The rate of thrombocytopenia in our trial is comparable to what was observed after the addition of HD-cytarabine to first line therapy in the MCL younger trial [7] and is distinctly higher than what was reported in other trials involving bortezomib monotherapy in r/r MCL. Grade ≥3 thrombocytopenia was shown in 11% of r/r MCL [14] after bortezomib monotherapy and in 21.7% after bortezomib-CHOP [20], suggesting that the thrombocytopenia might be largely owed to HD-cytarabine in our trial.

Peripheral neuropathy (PNP) was mostly grade 1–2 and not significantly different between both treatment arms. Taken together, bortezomib given on day 1 and 4 in combination with R-HAD was well tolerated and without major or unexpected additional toxicities.

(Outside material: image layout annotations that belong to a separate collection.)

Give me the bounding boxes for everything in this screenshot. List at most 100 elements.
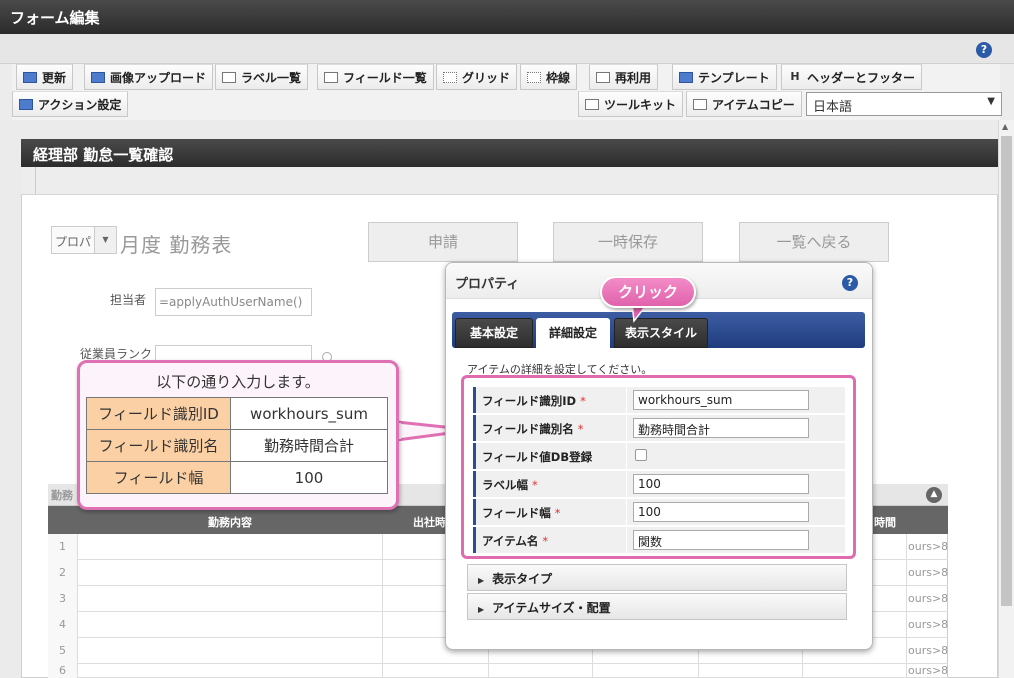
row-number: 2 (48, 560, 78, 586)
row-number: 6 (48, 664, 78, 678)
grid-label: グリッド (462, 70, 511, 85)
callout-value: 勤務時間合計 (230, 429, 388, 462)
save-temp-button[interactable]: 一時保存 (553, 222, 703, 262)
assignee-label: 担当者 (110, 293, 147, 307)
row-number: 1 (48, 534, 78, 560)
dialog-title: プロパティ (455, 277, 520, 292)
image-upload-label: 画像アップロード (110, 70, 207, 85)
scroll-thumb[interactable] (1001, 136, 1012, 606)
row-number: 3 (48, 586, 78, 612)
grid-icon (443, 71, 457, 83)
column-divider (382, 534, 383, 678)
header-footer-label: ヘッダーとフッター (807, 70, 916, 85)
section-label: 表示タイプ (492, 572, 553, 586)
vertical-scrollbar[interactable]: ▲ (998, 120, 1014, 678)
apply-button[interactable]: 申請 (368, 222, 518, 262)
scroll-up-icon[interactable]: ▲ (1002, 122, 1008, 131)
callout-text: 以下の通り入力します。 (156, 373, 320, 391)
field-list-button[interactable]: フィールド一覧 (317, 64, 434, 90)
back-to-list-button[interactable]: 一覧へ戻る (739, 222, 889, 262)
collapse-icon[interactable]: ▲ (926, 487, 942, 503)
action-settings-button[interactable]: アクション設定 (12, 91, 129, 117)
refresh-button[interactable]: 更新 (16, 64, 74, 90)
header-footer-icon: H (790, 69, 800, 83)
row-formula: ours>8, (908, 644, 948, 657)
row-formula: ours>8, (908, 566, 948, 579)
row-formula: ours>8, (908, 540, 948, 553)
row-formula: ours>8, (908, 664, 948, 677)
border-label: 枠線 (546, 70, 571, 85)
click-hint-bubble: クリック (600, 276, 696, 308)
refresh-label: 更新 (42, 70, 67, 85)
assignee-field[interactable]: =applyAuthUserName() (155, 288, 312, 316)
chevron-right-icon: ▶ (478, 605, 485, 614)
template-button[interactable]: テンプレート (672, 64, 777, 90)
row-number: 4 (48, 612, 78, 638)
column-divider (906, 534, 907, 678)
item-copy-label: アイテムコピー (712, 97, 795, 112)
callout-value: workhours_sum (230, 397, 388, 430)
column-header-time: 時間 (874, 516, 896, 529)
language-select[interactable]: 日本語 ▼ (806, 92, 1002, 116)
section-item-size-layout[interactable]: ▶ アイテムサイズ・配置 (467, 593, 847, 620)
template-icon (679, 71, 693, 83)
refresh-icon (23, 71, 37, 83)
column-header-start: 出社時 (413, 516, 446, 529)
form-header: 経理部 勤怠一覧確認 (21, 139, 998, 167)
label-list-button[interactable]: ラベル一覧 (215, 64, 309, 90)
reuse-button[interactable]: 再利用 (589, 64, 659, 90)
form-title: 月度 勤務表 (120, 233, 233, 257)
section-label: アイテムサイズ・配置 (492, 601, 611, 615)
row-formula: ours>8, (908, 618, 948, 631)
chevron-down-icon: ▼ (987, 96, 995, 107)
help-bar: ? (0, 34, 1014, 64)
dialog-help-icon[interactable]: ? (842, 275, 858, 291)
callout-value: 100 (230, 461, 388, 494)
divider (35, 167, 36, 195)
callout-key: フィールド識別名 (86, 429, 231, 462)
help-icon[interactable]: ? (976, 42, 992, 58)
callout-key: フィールド幅 (86, 461, 231, 494)
row-number: 5 (48, 638, 78, 664)
callout-row: フィールド識別名 勤務時間合計 (86, 429, 388, 462)
language-value: 日本語 (813, 100, 853, 115)
prefix-select-value: プロパ (55, 235, 92, 249)
image-upload-button[interactable]: 画像アップロード (84, 64, 214, 90)
form-subbar (21, 167, 998, 195)
border-button[interactable]: 枠線 (520, 64, 578, 90)
callout-key: フィールド識別ID (86, 397, 231, 430)
action-settings-label: アクション設定 (38, 97, 122, 112)
tab-basic-settings[interactable]: 基本設定 (455, 318, 533, 348)
toolkit-button[interactable]: ツールキット (578, 91, 684, 117)
action-icon (19, 98, 33, 110)
form-header-title: 経理部 勤怠一覧確認 (33, 146, 174, 164)
field-list-icon (324, 71, 338, 83)
callout-row: フィールド幅 100 (86, 461, 388, 494)
toolkit-icon (585, 98, 599, 110)
reuse-icon (596, 71, 610, 83)
table-caption: 勤務 (51, 489, 73, 502)
callout-table: フィールド識別ID workhours_sum フィールド識別名 勤務時間合計 フィ… (86, 397, 388, 494)
window-title-bar: フォーム編集 (0, 0, 1014, 34)
chevron-right-icon: ▶ (478, 576, 485, 585)
chevron-down-icon[interactable]: ▼ (94, 227, 116, 253)
template-label: テンプレート (698, 70, 770, 85)
callout-row: フィールド識別ID workhours_sum (86, 397, 388, 430)
label-list-label: ラベル一覧 (241, 70, 302, 85)
item-copy-button[interactable]: アイテムコピー (686, 91, 802, 117)
image-upload-icon (91, 71, 105, 83)
item-copy-icon (693, 98, 707, 110)
prefix-select[interactable]: プロパ ▼ (51, 226, 117, 254)
border-icon (527, 71, 541, 83)
column-header-work: 勤務内容 (208, 516, 252, 529)
highlight-frame (461, 375, 856, 559)
table-row: 6 ours>8, (48, 664, 948, 678)
field-list-label: フィールド一覧 (343, 70, 427, 85)
tab-detail-settings[interactable]: 詳細設定 (536, 318, 610, 348)
reuse-label: 再利用 (615, 70, 652, 85)
label-list-icon (222, 71, 236, 83)
section-display-type[interactable]: ▶ 表示タイプ (467, 564, 847, 591)
row-formula: ours>8, (908, 592, 948, 605)
header-footer-button[interactable]: H ヘッダーとフッター (781, 64, 923, 90)
grid-button[interactable]: グリッド (436, 64, 518, 90)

In conclusion, bortezomib in combination with HD-cytarabine is well tolerated and our trial provides further hypothesis-generating data, suggesting efficacy in relapsed and refractory MCL patients. HD-cytarabine alone might be insufficient as a chemotherapeutic backbone and a combination with other chemotherapeutic agents like alkylators or anthracyclines might be warranted. Further investigations are needed to determine the efficacy of bortezomib as salvage therapy, especially now, that BTK-inhibitors are advancing into first-line MCL therapy.